# ApCoCoA-1:GroupsToCheck

From ApCoCoAWiki

#### Inserted Groups

Baumslag-Gersten Group

Checked: Done Notes: --

Braid Group

Checked: Done Notes: --

Cyclic Group

Checked: Done Notes: --

Dicyclic Group

Checked: Done Notes: I added two different implementations, one with explicit invers elements and one without. I think the second one is the right one. The computation of the first implementation results in a GB with size 2812, the second one with size 901. Comment: The implementation in the page is correct.

Dihedral Group

Checked: Done Notes: It follows, that a^{-1} = a^{2n-1} and that b^{4} = 1 (second equation) --> b^{-1} = b^{3} My question is, do I have to implement the last equation with b^{3} instead of b^{-1} or should I use 4 generators (a invers to c, b invers to d)? Comment: The implementation in the page is already enough for this group.

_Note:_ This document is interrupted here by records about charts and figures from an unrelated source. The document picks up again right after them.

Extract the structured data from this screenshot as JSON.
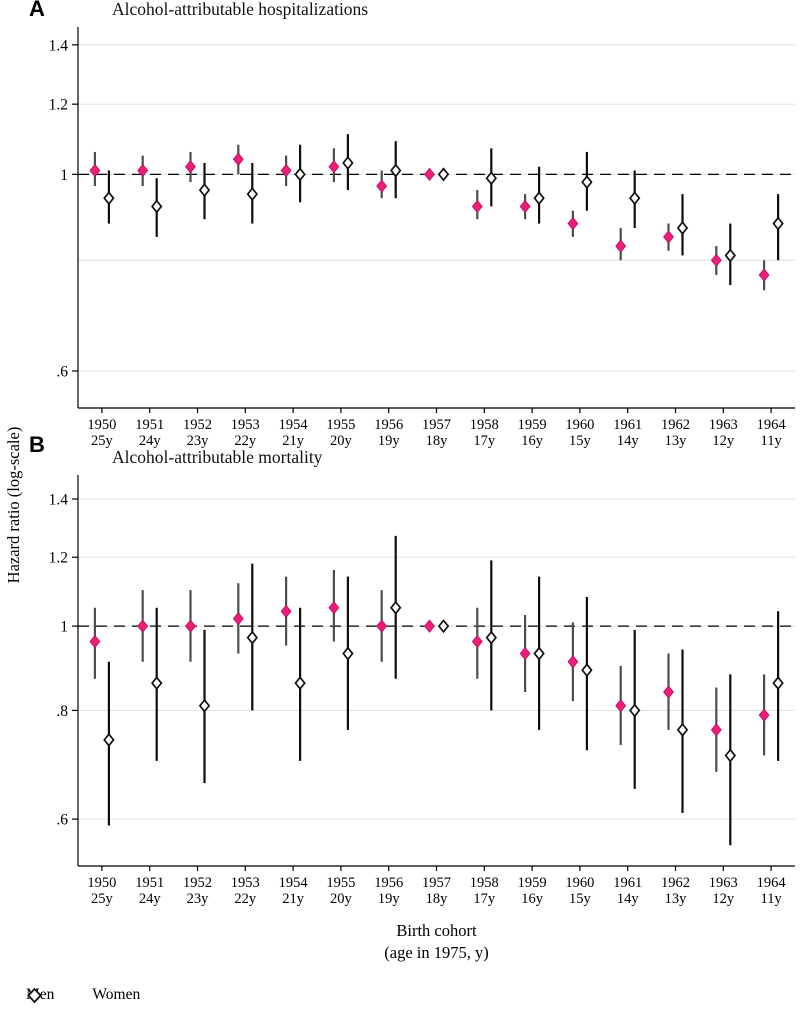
{
  "figure": {
    "ylabel": "Hazard ratio (log-scale)",
    "xlabel_line1": "Birth cohort",
    "xlabel_line2": "(age in 1975, y)",
    "colors": {
      "men": "#ED1E79",
      "men_edge": "#C4125F",
      "women": "#111111",
      "ci_men": "#4D4D4D",
      "ci_women": "#0D0D0D",
      "grid": "#DCEBE2"
    },
    "legend": [
      {
        "label": "Men",
        "marker": "filled-diamond"
      },
      {
        "label": "Women",
        "marker": "open-diamond"
      }
    ]
  },
  "chart_data": [
    {
      "type": "scatter",
      "panel_label": "A",
      "title": "Alcohol-attributable hospitalizations",
      "categories": [
        "1950",
        "1951",
        "1952",
        "1953",
        "1954",
        "1955",
        "1956",
        "1957",
        "1958",
        "1959",
        "1960",
        "1961",
        "1962",
        "1963",
        "1964"
      ],
      "ages": [
        "25y",
        "24y",
        "23y",
        "22y",
        "21y",
        "20y",
        "19y",
        "18y",
        "17y",
        "16y",
        "15y",
        "14y",
        "13y",
        "12y",
        "11y"
      ],
      "ylim": [
        0.545,
        1.455
      ],
      "yticks": [
        1.4,
        1.2,
        1,
        0.6
      ],
      "ytick_labels": [
        "1.4",
        "1.2",
        "1",
        ".6"
      ],
      "gridlines": [
        1.4,
        1.2,
        1,
        0.8,
        0.6
      ],
      "refline": 1,
      "reference_index": 7,
      "series": [
        {
          "name": "Men",
          "values": [
            1.01,
            1.01,
            1.02,
            1.04,
            1.01,
            1.02,
            0.97,
            1.0,
            0.92,
            0.92,
            0.88,
            0.83,
            0.85,
            0.8,
            0.77
          ],
          "ci_low": [
            0.97,
            0.97,
            0.98,
            1.0,
            0.97,
            0.98,
            0.94,
            1.0,
            0.89,
            0.89,
            0.85,
            0.8,
            0.82,
            0.77,
            0.74
          ],
          "ci_high": [
            1.06,
            1.05,
            1.06,
            1.08,
            1.05,
            1.07,
            1.01,
            1.0,
            0.96,
            0.95,
            0.91,
            0.87,
            0.88,
            0.83,
            0.8
          ]
        },
        {
          "name": "Women",
          "values": [
            0.94,
            0.92,
            0.96,
            0.95,
            1.0,
            1.03,
            1.01,
            1.0,
            0.99,
            0.94,
            0.98,
            0.94,
            0.87,
            0.81,
            0.88
          ],
          "ci_low": [
            0.88,
            0.85,
            0.89,
            0.88,
            0.93,
            0.96,
            0.94,
            1.0,
            0.92,
            0.88,
            0.91,
            0.87,
            0.81,
            0.75,
            0.8
          ],
          "ci_high": [
            1.01,
            0.99,
            1.03,
            1.03,
            1.08,
            1.11,
            1.09,
            1.0,
            1.07,
            1.02,
            1.06,
            1.01,
            0.95,
            0.88,
            0.95
          ]
        }
      ]
    },
    {
      "type": "scatter",
      "panel_label": "B",
      "title": "Alcohol-attributable mortality",
      "categories": [
        "1950",
        "1951",
        "1952",
        "1953",
        "1954",
        "1955",
        "1956",
        "1957",
        "1958",
        "1959",
        "1960",
        "1961",
        "1962",
        "1963",
        "1964"
      ],
      "ages": [
        "25y",
        "24y",
        "23y",
        "22y",
        "21y",
        "20y",
        "19y",
        "18y",
        "17y",
        "16y",
        "15y",
        "14y",
        "13y",
        "12y",
        "11y"
      ],
      "ylim": [
        0.53,
        1.48
      ],
      "yticks": [
        1.4,
        1.2,
        1,
        0.8,
        0.6
      ],
      "ytick_labels": [
        "1.4",
        "1.2",
        "1",
        ".8",
        ".6"
      ],
      "gridlines": [
        1.4,
        1.2,
        1,
        0.8,
        0.6
      ],
      "refline": 1,
      "reference_index": 7,
      "series": [
        {
          "name": "Men",
          "values": [
            0.96,
            1.0,
            1.0,
            1.02,
            1.04,
            1.05,
            1.0,
            1.0,
            0.96,
            0.93,
            0.91,
            0.81,
            0.84,
            0.76,
            0.79
          ],
          "ci_low": [
            0.87,
            0.91,
            0.91,
            0.93,
            0.95,
            0.96,
            0.91,
            1.0,
            0.87,
            0.84,
            0.82,
            0.73,
            0.76,
            0.68,
            0.71
          ],
          "ci_high": [
            1.05,
            1.1,
            1.1,
            1.12,
            1.14,
            1.16,
            1.1,
            1.0,
            1.05,
            1.03,
            1.01,
            0.9,
            0.93,
            0.85,
            0.88
          ]
        },
        {
          "name": "Women",
          "values": [
            0.74,
            0.86,
            0.81,
            0.97,
            0.86,
            0.93,
            1.05,
            1.0,
            0.97,
            0.93,
            0.89,
            0.8,
            0.76,
            0.71,
            0.86
          ],
          "ci_low": [
            0.59,
            0.7,
            0.66,
            0.8,
            0.7,
            0.76,
            0.87,
            1.0,
            0.8,
            0.76,
            0.72,
            0.65,
            0.61,
            0.56,
            0.7
          ],
          "ci_high": [
            0.91,
            1.05,
            0.99,
            1.18,
            1.05,
            1.14,
            1.27,
            1.0,
            1.19,
            1.14,
            1.08,
            0.99,
            0.94,
            0.88,
            1.04
          ]
        }
      ]
    }
  ]
}
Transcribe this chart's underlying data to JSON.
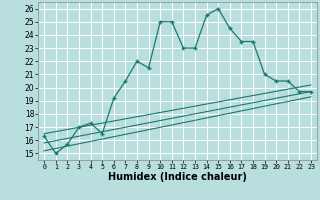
{
  "main_x": [
    0,
    1,
    2,
    3,
    4,
    5,
    6,
    7,
    8,
    9,
    10,
    11,
    12,
    13,
    14,
    15,
    16,
    17,
    18,
    19,
    20,
    21,
    22,
    23
  ],
  "main_y": [
    16.3,
    15.0,
    15.7,
    17.0,
    17.3,
    16.5,
    19.2,
    20.5,
    22.0,
    21.5,
    25.0,
    25.0,
    23.0,
    23.0,
    25.5,
    26.0,
    24.5,
    23.5,
    23.5,
    21.0,
    20.5,
    20.5,
    19.7,
    19.7
  ],
  "line2_x": [
    0,
    23
  ],
  "line2_y": [
    16.5,
    20.2
  ],
  "line3_x": [
    0,
    23
  ],
  "line3_y": [
    15.8,
    19.7
  ],
  "line4_x": [
    0,
    23
  ],
  "line4_y": [
    15.2,
    19.3
  ],
  "color": "#1a7a6e",
  "bg_color": "#b8dede",
  "grid_color": "#ffffff",
  "xlabel": "Humidex (Indice chaleur)",
  "xlim": [
    0,
    23
  ],
  "ylim": [
    14.5,
    26.5
  ],
  "yticks": [
    15,
    16,
    17,
    18,
    19,
    20,
    21,
    22,
    23,
    24,
    25,
    26
  ],
  "xticks": [
    0,
    1,
    2,
    3,
    4,
    5,
    6,
    7,
    8,
    9,
    10,
    11,
    12,
    13,
    14,
    15,
    16,
    17,
    18,
    19,
    20,
    21,
    22,
    23
  ]
}
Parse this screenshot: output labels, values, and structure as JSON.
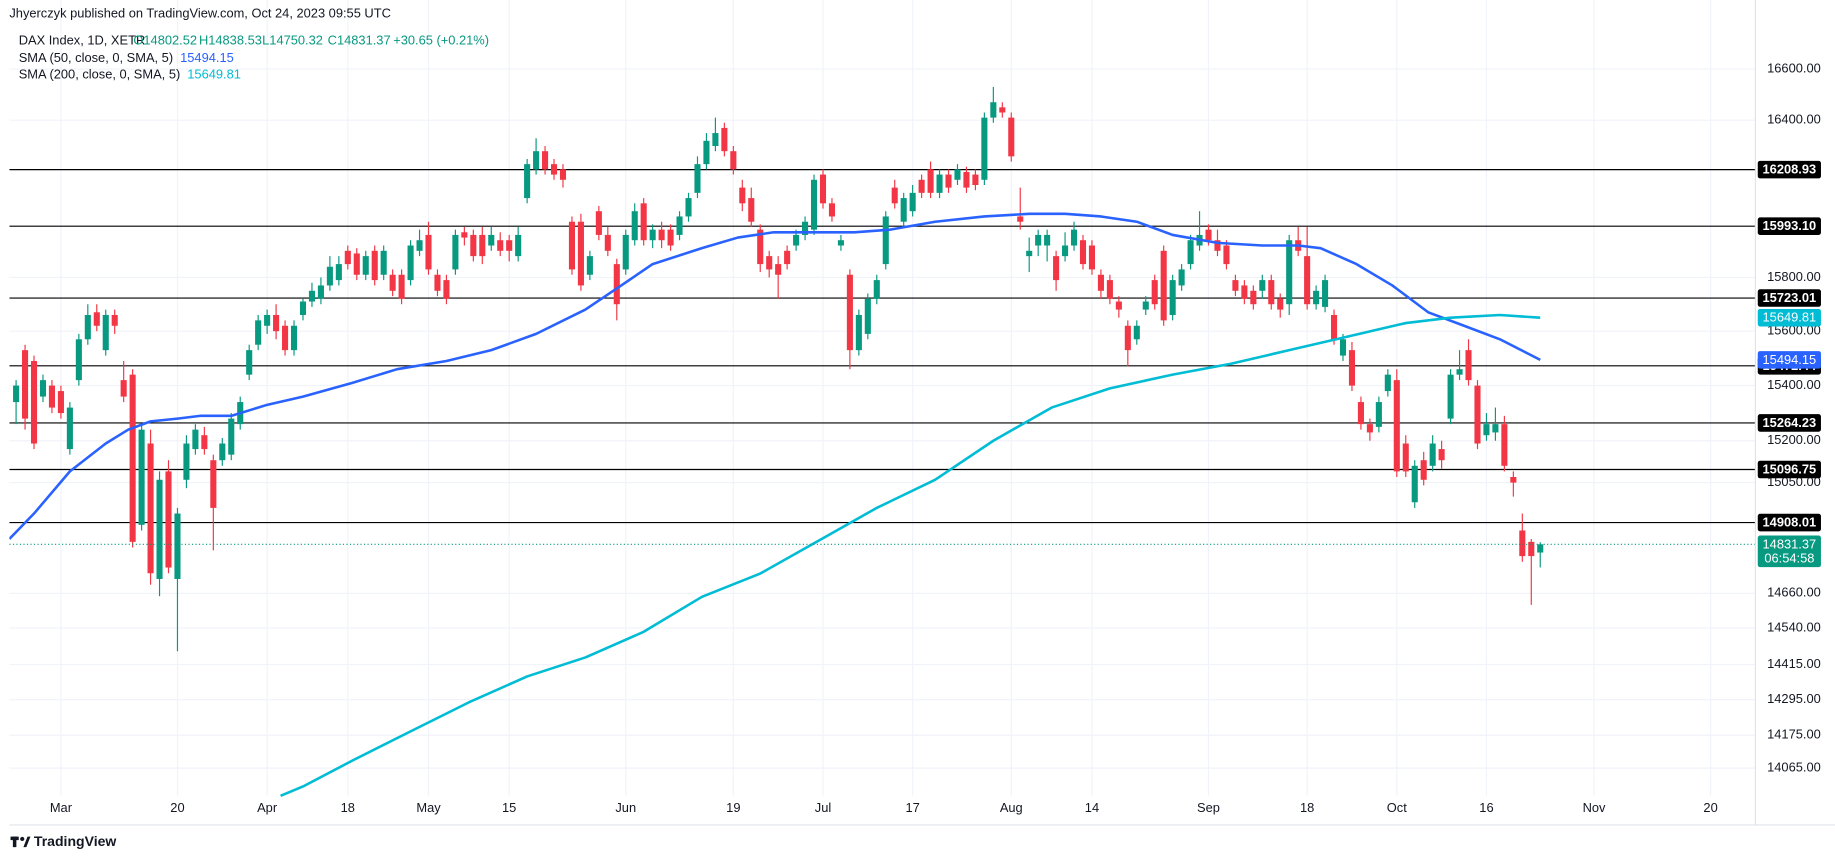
{
  "header": {
    "publisher": "Jhyerczyk published on TradingView.com, Oct 24, 2023 09:55 UTC"
  },
  "footer": {
    "brand": "TradingView"
  },
  "chart_data": {
    "type": "candlestick",
    "legend": {
      "symbol": "DAX Index, 1D, XETR",
      "open": "O14802.52",
      "high": "H14838.53",
      "low": "L14750.32",
      "close": "C14831.37",
      "change": "+30.65 (+0.21%)"
    },
    "up_color": "#089981",
    "down_color": "#f23645",
    "open": [
      15340,
      15530,
      15490,
      15360,
      15400,
      15380,
      15170,
      15420,
      15570,
      15670,
      15530,
      15660,
      15420,
      15440,
      14900,
      15190,
      14710,
      15090,
      14710,
      15060,
      15170,
      15220,
      15130,
      15130,
      15150,
      15260,
      15440,
      15550,
      15620,
      15660,
      15620,
      15530,
      15660,
      15710,
      15720,
      15770,
      15790,
      15900,
      15890,
      15810,
      15900,
      15810,
      15810,
      15810,
      15790,
      15900,
      15960,
      15810,
      15790,
      15830,
      15970,
      15960,
      15960,
      15920,
      15940,
      15940,
      15880,
      16100,
      16210,
      16280,
      16230,
      16210,
      16010,
      16010,
      15810,
      16050,
      15960,
      15850,
      15830,
      15940,
      16080,
      15940,
      15980,
      15980,
      15960,
      16030,
      16120,
      16230,
      16300,
      16370,
      16280,
      16140,
      16100,
      15980,
      15880,
      15850,
      15900,
      15920,
      15960,
      15980,
      16190,
      16080,
      15920,
      15810,
      15530,
      15590,
      15720,
      15850,
      16140,
      16010,
      16050,
      16170,
      16210,
      16120,
      16190,
      16170,
      16200,
      16190,
      16170,
      16410,
      16450,
      16410,
      16030,
      15880,
      15920,
      15920,
      15880,
      15880,
      15920,
      15940,
      15920,
      15810,
      15790,
      15710,
      15620,
      15570,
      15680,
      15790,
      15900,
      15660,
      15770,
      15850,
      15920,
      15980,
      15940,
      15920,
      15790,
      15770,
      15750,
      15750,
      15790,
      15720,
      15700,
      15940,
      15880,
      15700,
      15690,
      15660,
      15510,
      15530,
      15340,
      15260,
      15250,
      15380,
      15420,
      15190,
      14980,
      15130,
      15110,
      15170,
      15280,
      15440,
      15530,
      15400,
      15220,
      15230,
      15260,
      15070,
      14880,
      14840,
      14802.52
    ],
    "high": [
      15420,
      15550,
      15510,
      15440,
      15420,
      15400,
      15340,
      15590,
      15700,
      15700,
      15680,
      15680,
      15490,
      15460,
      15260,
      15240,
      15090,
      15130,
      14960,
      15220,
      15260,
      15250,
      15150,
      15210,
      15300,
      15360,
      15550,
      15660,
      15680,
      15700,
      15640,
      15640,
      15720,
      15780,
      15800,
      15880,
      15880,
      15920,
      15910,
      15900,
      15920,
      15920,
      15830,
      15830,
      15940,
      15980,
      16010,
      15830,
      15810,
      15980,
      15990,
      15980,
      15990,
      15990,
      15970,
      15960,
      15990,
      16250,
      16330,
      16300,
      16250,
      16230,
      16030,
      16040,
      15900,
      16070,
      15990,
      15870,
      15980,
      16080,
      16100,
      16000,
      16010,
      16000,
      16050,
      16120,
      16260,
      16350,
      16410,
      16390,
      16300,
      16170,
      16140,
      16000,
      15900,
      15880,
      15920,
      15980,
      16030,
      16190,
      16210,
      16100,
      15960,
      15830,
      15680,
      15740,
      15810,
      16050,
      16170,
      16120,
      16150,
      16190,
      16240,
      16210,
      16210,
      16230,
      16220,
      16210,
      16430,
      16530,
      16470,
      16430,
      16140,
      15950,
      15980,
      15980,
      15900,
      15970,
      16010,
      15960,
      15940,
      15830,
      15810,
      15730,
      15640,
      15640,
      15730,
      15810,
      15920,
      15810,
      15850,
      15960,
      16050,
      16000,
      15980,
      15940,
      15810,
      15790,
      15770,
      15810,
      15810,
      15740,
      15960,
      15990,
      15990,
      15770,
      15810,
      15680,
      15590,
      15560,
      15360,
      15280,
      15360,
      15460,
      15460,
      15220,
      15130,
      15160,
      15220,
      15200,
      15460,
      15530,
      15570,
      15420,
      15300,
      15320,
      15290,
      15090,
      14940,
      14850,
      14838.53
    ],
    "low": [
      15260,
      15240,
      15170,
      15340,
      15300,
      15280,
      15150,
      15400,
      15550,
      15600,
      15510,
      15590,
      15340,
      14820,
      14880,
      14690,
      14650,
      14730,
      14460,
      15030,
      15150,
      15150,
      14810,
      15110,
      15130,
      15240,
      15420,
      15530,
      15590,
      15570,
      15510,
      15510,
      15640,
      15690,
      15700,
      15750,
      15770,
      15830,
      15790,
      15790,
      15770,
      15790,
      15730,
      15700,
      15770,
      15880,
      15810,
      15730,
      15700,
      15810,
      15920,
      15860,
      15850,
      15900,
      15880,
      15860,
      15860,
      16080,
      16190,
      16190,
      16170,
      16140,
      15810,
      15750,
      15790,
      15940,
      15880,
      15640,
      15810,
      15920,
      15920,
      15910,
      15910,
      15900,
      15940,
      16010,
      16100,
      16210,
      16280,
      16260,
      16190,
      16050,
      15990,
      15820,
      15800,
      15720,
      15830,
      15900,
      15940,
      15960,
      16060,
      16010,
      15900,
      15460,
      15510,
      15570,
      15700,
      15830,
      16060,
      15990,
      16030,
      16100,
      16100,
      16100,
      16120,
      16150,
      16120,
      16130,
      16150,
      16390,
      16410,
      16240,
      15980,
      15820,
      15880,
      15860,
      15750,
      15860,
      15900,
      15830,
      15810,
      15720,
      15700,
      15650,
      15470,
      15550,
      15660,
      15680,
      15620,
      15640,
      15750,
      15830,
      15900,
      15920,
      15880,
      15830,
      15730,
      15700,
      15680,
      15720,
      15680,
      15650,
      15660,
      15880,
      15680,
      15680,
      15670,
      15550,
      15490,
      15380,
      15240,
      15200,
      15230,
      15360,
      15070,
      15070,
      14960,
      15040,
      15090,
      15100,
      15260,
      15420,
      15400,
      15170,
      15200,
      15200,
      15090,
      15000,
      14770,
      14620,
      14750.32
    ],
    "close": [
      15400,
      15280,
      15190,
      15420,
      15320,
      15300,
      15320,
      15570,
      15660,
      15620,
      15660,
      15620,
      15360,
      14840,
      15240,
      14730,
      15060,
      14750,
      14940,
      15190,
      15240,
      15170,
      14960,
      15190,
      15280,
      15340,
      15530,
      15640,
      15660,
      15600,
      15530,
      15620,
      15710,
      15750,
      15770,
      15840,
      15850,
      15850,
      15810,
      15880,
      15790,
      15900,
      15750,
      15720,
      15920,
      15940,
      15830,
      15750,
      15720,
      15960,
      15950,
      15880,
      15880,
      15960,
      15900,
      15900,
      15960,
      16230,
      16280,
      16210,
      16190,
      16170,
      15830,
      15770,
      15880,
      15960,
      15900,
      15700,
      15960,
      16050,
      15940,
      15980,
      15940,
      15920,
      16030,
      16100,
      16230,
      16320,
      16350,
      16280,
      16210,
      16080,
      16010,
      15850,
      15830,
      15810,
      15850,
      15960,
      16010,
      16170,
      16080,
      16030,
      15940,
      15530,
      15660,
      15720,
      15790,
      16030,
      16080,
      16100,
      16120,
      16120,
      16120,
      16190,
      16140,
      16210,
      16140,
      16150,
      16410,
      16470,
      16430,
      16260,
      16010,
      15900,
      15960,
      15960,
      15790,
      15920,
      15980,
      15850,
      15830,
      15750,
      15720,
      15680,
      15530,
      15620,
      15710,
      15700,
      15640,
      15790,
      15830,
      15940,
      15960,
      15940,
      15900,
      15850,
      15750,
      15720,
      15700,
      15790,
      15700,
      15680,
      15940,
      15900,
      15700,
      15750,
      15790,
      15570,
      15570,
      15400,
      15260,
      15230,
      15340,
      15440,
      15090,
      15090,
      15110,
      15060,
      15190,
      15130,
      15440,
      15460,
      15420,
      15190,
      15260,
      15260,
      15110,
      15050,
      14790,
      14790,
      14831.37
    ],
    "countdown": "06:54:58",
    "series": [
      {
        "name": "SMA (50, close, 0, SMA, 5)",
        "color": "#2962ff",
        "x": [
          -0.75,
          2,
          6,
          10,
          12.5,
          15,
          18,
          20.5,
          24,
          28,
          32,
          37.5,
          42.5,
          48,
          53,
          58,
          63.5,
          67.5,
          71,
          76.5,
          80.5,
          84.5,
          89.5,
          93.5,
          97.5,
          102.5,
          108,
          113,
          117,
          121,
          125,
          129,
          134,
          139,
          143,
          145.5,
          149.5,
          153.5,
          157.5,
          161.5,
          165.5,
          170
        ],
        "values": [
          14850,
          14940,
          15090,
          15190,
          15240,
          15270,
          15280,
          15290,
          15290,
          15330,
          15360,
          15410,
          15460,
          15490,
          15530,
          15590,
          15680,
          15770,
          15850,
          15910,
          15950,
          15970,
          15970,
          15970,
          15980,
          16010,
          16030,
          16040,
          16040,
          16030,
          16010,
          15960,
          15930,
          15920,
          15920,
          15910,
          15850,
          15770,
          15670,
          15620,
          15570,
          15494.15
        ]
      },
      {
        "name": "SMA (200, close, 0, SMA, 5)",
        "color": "#00bcd4",
        "x": [
          29.5,
          32,
          37.5,
          44,
          50.5,
          57,
          63.5,
          70,
          76.5,
          83,
          89.5,
          96,
          102.5,
          109,
          115.5,
          122,
          129,
          135.5,
          142,
          148.5,
          155,
          160,
          165.5,
          170
        ],
        "values": [
          13973,
          14004,
          14090,
          14188,
          14286,
          14374,
          14439,
          14527,
          14648,
          14729,
          14844,
          14960,
          15060,
          15200,
          15320,
          15390,
          15440,
          15480,
          15530,
          15580,
          15630,
          15650,
          15660,
          15649.81
        ]
      }
    ],
    "levels": [
      16208.93,
      {
        "value": 15993.1,
        "label": "15993.10"
      },
      15723.01,
      15472.44,
      15264.23,
      15096.75,
      14908.01
    ],
    "level_color": "#000000",
    "xlim": [
      -0.75,
      194
    ],
    "xticks": [
      {
        "value": 5,
        "label": "Mar"
      },
      {
        "value": 18,
        "label": "20"
      },
      {
        "value": 28,
        "label": "Apr"
      },
      {
        "value": 37,
        "label": "18"
      },
      {
        "value": 46,
        "label": "May"
      },
      {
        "value": 55,
        "label": "15"
      },
      {
        "value": 68,
        "label": "Jun"
      },
      {
        "value": 80,
        "label": "19"
      },
      {
        "value": 90,
        "label": "Jul"
      },
      {
        "value": 100,
        "label": "17"
      },
      {
        "value": 111,
        "label": "Aug"
      },
      {
        "value": 120,
        "label": "14"
      },
      {
        "value": 133,
        "label": "Sep"
      },
      {
        "value": 144,
        "label": "18"
      },
      {
        "value": 154,
        "label": "Oct"
      },
      {
        "value": 164,
        "label": "16"
      },
      {
        "value": 176,
        "label": "Nov"
      },
      {
        "value": 189,
        "label": "20"
      }
    ],
    "ylim": [
      13877,
      16874
    ],
    "yticks": [
      {
        "value": 16600,
        "label": "16600.00"
      },
      {
        "value": 16400,
        "label": "16400.00"
      },
      {
        "value": 15800,
        "label": "15800.00"
      },
      {
        "value": 15600,
        "label": "15600.00"
      },
      {
        "value": 15400,
        "label": "15400.00"
      },
      {
        "value": 15200,
        "label": "15200.00"
      },
      {
        "value": 15050,
        "label": "15050.00"
      },
      {
        "value": 14660,
        "label": "14660.00"
      },
      {
        "value": 14540,
        "label": "14540.00"
      },
      {
        "value": 14415,
        "label": "14415.00"
      },
      {
        "value": 14295,
        "label": "14295.00"
      },
      {
        "value": 14175,
        "label": "14175.00"
      },
      {
        "value": 14065,
        "label": "14065.00"
      }
    ],
    "log_scale": true,
    "grid": true
  }
}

For your question, I would like to suggest that we should try to add as few extra relations as possible.

von Dyck Group

Checked: Done Notes: A useful reference is still missing

Free abelian Group

Checked: Done Notes: --

Free Group

Checked: Done Notes: --

Fibonacci Group

Checked: Done Notes: --

Heisenberg Group

Checked: Done Notes: The matrix in the description will be added as a picture, then it will look much better. At the moment we cannot upload pictures to the server, but I contacted Stefan, there will be a solution soon.

Higman Group

Checked: Done Notes: --

Ordinary Tetrahedron Groups

Checked: Done Notes: I used the implicit inverse elements: We know that x^{e_1} = 1, it follows that x^{e_1 - 1} is the inverse, and so on.. Please check, if I'm right. Comment: You are correct.

Lamplighter Group

Checked: Done Notes: Since I cannot implement "for all n in Z" the user has to define a maximum n (= MEMORY.N). Until this boundary the group will be created.

Tetraeder group

Checked: Done Notes: --

Oktaeder group

Checked: Done Notes: --

Ikosaeder group

Checked: Done Notes: --

Symmetric groups

Checked: Done Notes: --

Quaternion group

Checked: Done Notes: Prof. Kreuzer gave me a list of groups and on this list the representation differs a lot with the one I used. Please check if I'm right with this representation. Comment: It is right..

Tits group

Checked: Done Notes: --

Special linear group

Checked: Done Notes: --

Modular group

Checked: No Notes: I didn't find an efficient representation in the Internet, I used the one Prof. Kreuzer gave me. I only found an article about the projective linear special group PSL. Please check my results, thank you very much!

Alternating group

Checked: Done Notes: --

Hecke group

Checked: Done Notes: I referred to the preprinted paper of Prof. Dr. Kreuzer and Prof. Dr. Rosenberger, is that okay? Comment: It is ok. I will try to find other resource. Or you can ask Prof. Dr. Kreuzer or Prof. Dr. Rosenberger for help.

Other group 1

Checked: No Notes: I'm not sure whether I get it right that k is congruent to 3 mod 6. It is very hard to read in the copy you gave me. (In your paper it is the number 3). I couldn't find a paper or any reference since I didn't know the name of this group. I can't read the word that describes the property #generators = #relations ("Deficing zero?")? Thanks in advance! :-)

Other group 2/3

Checked: No Notes: I didn't found the original paper of Prof. Rosenberger so I referred to another paper. It seems that the Groebner-Basis is infinite or at least not feasible to determine.

Other group 4

Checked: No Notes: --

Other group 11

Checked: No Notes: In the implementation we need 2 generators (+ 1 additional invers) because one invers is given implicit with t^n = 1. Perhaps I'm wrong, but I think that group 11 is isomorphic to group 12 for r=1,n=2 and a=b=1, am I right? Thank you very much!

Other group 12

Checked: No Notes: --

Other group 13

Checked: No Notes: Are there any restrictions for the parameters a,b,c and d? I assumed greater/equal one, but I don't know. Thank you very much.